The states cite dams, irrigation canals, logging and grazing among land uses that could be tested under the 9th U.S. Circuit Court of Appeals’ reasoning on culverts. Nine dissenting judges of the Ninth Circuit noted the ruling could open the door to attack a host of land-use practices that affect fish habitat, from farming to logging to construction.
“The Ninth Circuit’s decision forces the state to expend significant resources on fixing culverts that will not benefit salmon,” Washington Attorney General Bob Ferguson observed in a press statement. “The decision also requires Washington taxpayers to shoulder the entire financial burden for problems largely created by the federal government when it specified the design for the state’s old highway culverts. That’s not fair.
The case is entitled United States v. Washington, and in many ways it mirrors another earlier decision that bears the same name, better known locally as the 1974 Boldt decision. The main question presented to the court is whether treaties signed in 1854 and 1855 guaranteed there would be enough fish to provide Western Washington tribes with a “moderate living.”
The 9th Circuit Court said yes, firmly; and the court has consistently continued to agree that without abundant fish stocks an unimpaired right to fish is without meaning. Supply is the flip side to the right of demand.
The federal court ruled Washington violated the treaties by building roads across salmon-bearing streams and putting in culverts that allowed water to pass but blocked fish.
Critics of the decision, however, said the court failed to establish a legal principle that might limit litigation. Idaho and the other states argue in their briefs that the absence of a limiting principle could undermine their constitutional right to ensure that the interests of all their residents are protected.
Ferguson, a Democrat, says he is bound to defend the interests of Washington state.
“We have worked hard to reach a resolution in this case outside of court,” Ferguson said in a press statement. “To that end, I have personally met with tribal leaders three times in an effort to reach agreement. While we made progress, we have not reached a mutually acceptable resolution.

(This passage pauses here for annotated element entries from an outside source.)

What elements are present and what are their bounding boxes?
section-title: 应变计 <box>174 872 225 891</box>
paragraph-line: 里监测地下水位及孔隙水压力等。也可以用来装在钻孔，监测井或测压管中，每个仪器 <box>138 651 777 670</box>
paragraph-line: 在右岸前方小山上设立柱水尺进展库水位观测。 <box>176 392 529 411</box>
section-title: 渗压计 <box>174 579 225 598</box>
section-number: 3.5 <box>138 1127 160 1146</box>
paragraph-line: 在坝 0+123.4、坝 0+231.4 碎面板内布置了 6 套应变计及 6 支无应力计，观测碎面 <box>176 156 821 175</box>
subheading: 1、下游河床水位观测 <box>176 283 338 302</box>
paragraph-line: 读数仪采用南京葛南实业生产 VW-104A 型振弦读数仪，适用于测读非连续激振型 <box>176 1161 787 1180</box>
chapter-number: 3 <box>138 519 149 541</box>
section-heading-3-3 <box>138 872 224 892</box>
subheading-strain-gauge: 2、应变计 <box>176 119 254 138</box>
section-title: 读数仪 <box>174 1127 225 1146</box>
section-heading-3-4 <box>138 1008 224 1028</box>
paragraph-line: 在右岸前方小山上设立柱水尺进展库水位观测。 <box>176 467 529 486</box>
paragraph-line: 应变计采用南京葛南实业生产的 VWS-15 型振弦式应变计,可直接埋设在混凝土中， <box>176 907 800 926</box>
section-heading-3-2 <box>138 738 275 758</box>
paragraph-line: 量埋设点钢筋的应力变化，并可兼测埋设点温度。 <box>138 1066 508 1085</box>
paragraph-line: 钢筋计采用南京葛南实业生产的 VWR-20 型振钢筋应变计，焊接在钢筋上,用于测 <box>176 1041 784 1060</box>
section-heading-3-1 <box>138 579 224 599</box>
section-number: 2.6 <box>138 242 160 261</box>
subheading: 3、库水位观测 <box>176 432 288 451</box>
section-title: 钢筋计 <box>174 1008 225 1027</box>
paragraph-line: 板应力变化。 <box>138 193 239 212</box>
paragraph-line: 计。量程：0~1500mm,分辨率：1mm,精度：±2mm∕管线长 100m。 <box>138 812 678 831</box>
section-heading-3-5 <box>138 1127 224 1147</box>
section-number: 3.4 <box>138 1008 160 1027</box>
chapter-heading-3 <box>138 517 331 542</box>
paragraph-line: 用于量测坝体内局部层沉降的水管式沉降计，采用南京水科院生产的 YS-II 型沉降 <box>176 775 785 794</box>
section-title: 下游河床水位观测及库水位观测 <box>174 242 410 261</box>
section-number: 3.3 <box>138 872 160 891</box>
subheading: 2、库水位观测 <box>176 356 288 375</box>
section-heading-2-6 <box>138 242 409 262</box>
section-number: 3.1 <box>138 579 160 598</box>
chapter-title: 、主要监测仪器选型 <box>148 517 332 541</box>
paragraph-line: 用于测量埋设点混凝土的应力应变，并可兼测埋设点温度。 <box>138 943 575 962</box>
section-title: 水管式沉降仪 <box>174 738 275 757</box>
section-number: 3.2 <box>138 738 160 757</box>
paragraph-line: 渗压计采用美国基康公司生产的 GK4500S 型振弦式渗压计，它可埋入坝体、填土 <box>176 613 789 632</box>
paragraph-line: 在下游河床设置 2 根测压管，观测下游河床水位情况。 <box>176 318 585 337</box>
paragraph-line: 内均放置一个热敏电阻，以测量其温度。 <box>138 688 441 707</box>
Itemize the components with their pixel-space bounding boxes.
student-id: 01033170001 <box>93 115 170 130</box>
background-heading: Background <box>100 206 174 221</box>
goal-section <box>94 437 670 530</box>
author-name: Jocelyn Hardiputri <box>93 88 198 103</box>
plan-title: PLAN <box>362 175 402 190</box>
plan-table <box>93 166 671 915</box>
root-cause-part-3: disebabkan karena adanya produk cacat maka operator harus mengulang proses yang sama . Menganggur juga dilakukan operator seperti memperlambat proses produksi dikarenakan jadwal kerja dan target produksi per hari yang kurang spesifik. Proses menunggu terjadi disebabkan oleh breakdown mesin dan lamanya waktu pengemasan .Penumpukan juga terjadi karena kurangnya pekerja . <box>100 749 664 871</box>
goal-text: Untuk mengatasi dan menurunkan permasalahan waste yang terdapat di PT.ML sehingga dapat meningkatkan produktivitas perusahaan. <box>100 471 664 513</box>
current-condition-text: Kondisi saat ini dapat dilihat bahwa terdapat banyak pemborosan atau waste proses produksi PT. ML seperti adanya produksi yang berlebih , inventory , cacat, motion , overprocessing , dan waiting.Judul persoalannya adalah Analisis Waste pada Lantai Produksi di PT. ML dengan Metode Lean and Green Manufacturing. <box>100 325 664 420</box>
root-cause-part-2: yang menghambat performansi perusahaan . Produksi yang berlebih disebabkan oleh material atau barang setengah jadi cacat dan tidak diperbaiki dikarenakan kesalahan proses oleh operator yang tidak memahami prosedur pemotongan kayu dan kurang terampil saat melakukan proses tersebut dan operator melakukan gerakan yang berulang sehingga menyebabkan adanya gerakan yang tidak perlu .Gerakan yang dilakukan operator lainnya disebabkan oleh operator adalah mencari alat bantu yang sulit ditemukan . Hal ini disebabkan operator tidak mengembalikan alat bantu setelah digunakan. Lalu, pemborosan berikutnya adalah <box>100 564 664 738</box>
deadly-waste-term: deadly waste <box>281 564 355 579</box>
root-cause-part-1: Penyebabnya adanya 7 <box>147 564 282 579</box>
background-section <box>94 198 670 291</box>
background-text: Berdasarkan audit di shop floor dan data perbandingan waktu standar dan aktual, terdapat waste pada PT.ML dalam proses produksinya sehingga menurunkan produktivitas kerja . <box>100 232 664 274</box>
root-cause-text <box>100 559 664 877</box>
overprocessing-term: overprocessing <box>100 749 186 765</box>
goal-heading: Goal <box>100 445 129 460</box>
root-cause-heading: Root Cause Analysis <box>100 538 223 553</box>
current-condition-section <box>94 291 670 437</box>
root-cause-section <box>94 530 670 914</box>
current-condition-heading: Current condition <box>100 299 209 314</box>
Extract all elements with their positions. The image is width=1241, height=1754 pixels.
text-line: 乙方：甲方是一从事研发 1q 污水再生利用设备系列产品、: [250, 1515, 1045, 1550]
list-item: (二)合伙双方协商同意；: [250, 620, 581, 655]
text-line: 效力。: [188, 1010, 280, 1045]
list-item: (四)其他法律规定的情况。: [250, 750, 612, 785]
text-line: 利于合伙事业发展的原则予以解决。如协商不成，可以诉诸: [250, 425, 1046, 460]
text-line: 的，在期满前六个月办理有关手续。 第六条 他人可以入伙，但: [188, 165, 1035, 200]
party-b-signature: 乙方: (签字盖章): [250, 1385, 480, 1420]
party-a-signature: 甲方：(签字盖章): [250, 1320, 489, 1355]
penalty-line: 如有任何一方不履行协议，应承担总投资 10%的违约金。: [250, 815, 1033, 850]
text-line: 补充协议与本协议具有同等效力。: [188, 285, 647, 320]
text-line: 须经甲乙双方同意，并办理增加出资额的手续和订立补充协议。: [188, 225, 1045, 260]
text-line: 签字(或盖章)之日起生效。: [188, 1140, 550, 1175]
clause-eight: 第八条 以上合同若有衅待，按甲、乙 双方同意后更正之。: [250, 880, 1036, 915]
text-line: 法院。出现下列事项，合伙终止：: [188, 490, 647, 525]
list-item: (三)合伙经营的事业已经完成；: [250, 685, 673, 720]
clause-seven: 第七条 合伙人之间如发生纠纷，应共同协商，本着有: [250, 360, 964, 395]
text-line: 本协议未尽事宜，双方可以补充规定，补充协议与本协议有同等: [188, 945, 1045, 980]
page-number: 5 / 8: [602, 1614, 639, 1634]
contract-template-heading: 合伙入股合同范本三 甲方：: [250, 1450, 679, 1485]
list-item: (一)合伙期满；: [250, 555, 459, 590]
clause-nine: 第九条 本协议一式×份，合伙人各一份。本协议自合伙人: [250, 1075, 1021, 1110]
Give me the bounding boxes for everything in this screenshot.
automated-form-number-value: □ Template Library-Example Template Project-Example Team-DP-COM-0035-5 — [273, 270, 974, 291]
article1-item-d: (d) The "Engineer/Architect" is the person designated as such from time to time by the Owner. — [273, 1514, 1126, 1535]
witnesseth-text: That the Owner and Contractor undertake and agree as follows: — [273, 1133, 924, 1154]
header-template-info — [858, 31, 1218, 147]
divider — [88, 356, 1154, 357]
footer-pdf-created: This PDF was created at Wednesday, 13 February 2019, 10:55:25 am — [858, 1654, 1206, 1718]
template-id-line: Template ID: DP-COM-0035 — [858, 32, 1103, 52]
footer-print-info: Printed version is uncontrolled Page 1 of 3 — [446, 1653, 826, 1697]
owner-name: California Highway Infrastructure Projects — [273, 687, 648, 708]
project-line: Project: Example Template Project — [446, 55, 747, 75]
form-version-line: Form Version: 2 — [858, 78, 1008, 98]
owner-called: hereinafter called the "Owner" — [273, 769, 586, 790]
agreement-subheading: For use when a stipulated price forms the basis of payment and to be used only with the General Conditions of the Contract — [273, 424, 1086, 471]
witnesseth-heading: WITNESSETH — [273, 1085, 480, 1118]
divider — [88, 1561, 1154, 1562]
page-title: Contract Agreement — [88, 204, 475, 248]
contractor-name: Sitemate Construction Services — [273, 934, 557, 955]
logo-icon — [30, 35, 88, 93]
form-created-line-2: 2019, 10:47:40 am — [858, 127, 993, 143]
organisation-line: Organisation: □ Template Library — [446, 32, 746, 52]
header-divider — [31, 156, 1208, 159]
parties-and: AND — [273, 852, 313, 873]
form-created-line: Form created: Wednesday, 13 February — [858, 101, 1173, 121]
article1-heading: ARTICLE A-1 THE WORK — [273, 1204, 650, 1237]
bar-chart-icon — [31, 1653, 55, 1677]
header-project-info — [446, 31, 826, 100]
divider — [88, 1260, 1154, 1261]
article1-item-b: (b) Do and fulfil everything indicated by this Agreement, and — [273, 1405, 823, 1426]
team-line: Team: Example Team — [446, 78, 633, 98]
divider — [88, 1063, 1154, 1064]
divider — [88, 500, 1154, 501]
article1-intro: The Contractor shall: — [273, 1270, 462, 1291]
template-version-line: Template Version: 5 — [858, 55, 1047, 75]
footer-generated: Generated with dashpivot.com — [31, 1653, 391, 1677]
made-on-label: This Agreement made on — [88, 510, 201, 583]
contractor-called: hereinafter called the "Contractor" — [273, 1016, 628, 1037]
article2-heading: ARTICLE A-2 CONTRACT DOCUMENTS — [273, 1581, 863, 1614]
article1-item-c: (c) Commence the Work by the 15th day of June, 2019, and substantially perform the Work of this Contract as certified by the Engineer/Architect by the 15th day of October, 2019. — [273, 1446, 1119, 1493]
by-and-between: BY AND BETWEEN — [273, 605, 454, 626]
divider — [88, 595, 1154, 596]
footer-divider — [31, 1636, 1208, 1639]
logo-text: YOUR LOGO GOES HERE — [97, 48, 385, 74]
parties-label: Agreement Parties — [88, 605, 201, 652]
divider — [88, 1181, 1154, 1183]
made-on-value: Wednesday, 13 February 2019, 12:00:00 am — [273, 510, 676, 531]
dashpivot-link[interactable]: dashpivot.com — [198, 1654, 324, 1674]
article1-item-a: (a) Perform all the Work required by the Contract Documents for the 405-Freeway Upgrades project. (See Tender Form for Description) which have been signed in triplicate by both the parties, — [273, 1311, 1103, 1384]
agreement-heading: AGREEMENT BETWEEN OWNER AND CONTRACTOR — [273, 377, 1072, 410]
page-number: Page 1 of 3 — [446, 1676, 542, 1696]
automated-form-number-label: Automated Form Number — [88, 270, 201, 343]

“I have a duty on behalf of the taxpayers of Washington state to present our case to the U.S. Supreme Court.”
The case has created strange bedfellows.
The states that have filed joint briefs are conservative states, with Republican governors and legislatures. Many oppose Washington on issues of environmental protection and habitat restoration. Ferguson’s allies in the culvert case include 10 Republican attorneys general, plus Maine’s attorney general, Janet Mills, a Democrat.
“Salmon are vital to our way of life here in Washington,” Ferguson said. “Regardless of the outcome of this case, the state must do more to restore salmon habitat. The Legislature should not need a court order to fix culverts that are blocking salmon runs.
“Filing this appeal does not in any way limit the state’s ability to replace culverts,” Ferguson said, “and the state should increase the pace of culvert replacement. But I do not get to decide how much the state spends on fixing culverts or set priorities for state agencies that regulate or build culverts. I will support any proposal from the legislature, the governor or other public officials who control land use and spending decisions that would accelerate the pace of culvert replacements. The state should not need a court order to restore salmon habitat.”
“We’re trying to increase the numbers of the salmon by giving them the access that they’ve always had to the tributaries that had been choked off by the state of Washington,” Brian Cladoosby, chairman of he Swinomish Tribe, said.
“Tribal treaty rights are vitally important,” Ferguson said. “I appreciate and share the goal of restoring salmon habitat, but the state has strong legal arguments that the Ninth Circuit decision is overbroad.”
A decision from the Supreme Court could arrive before the end of the year.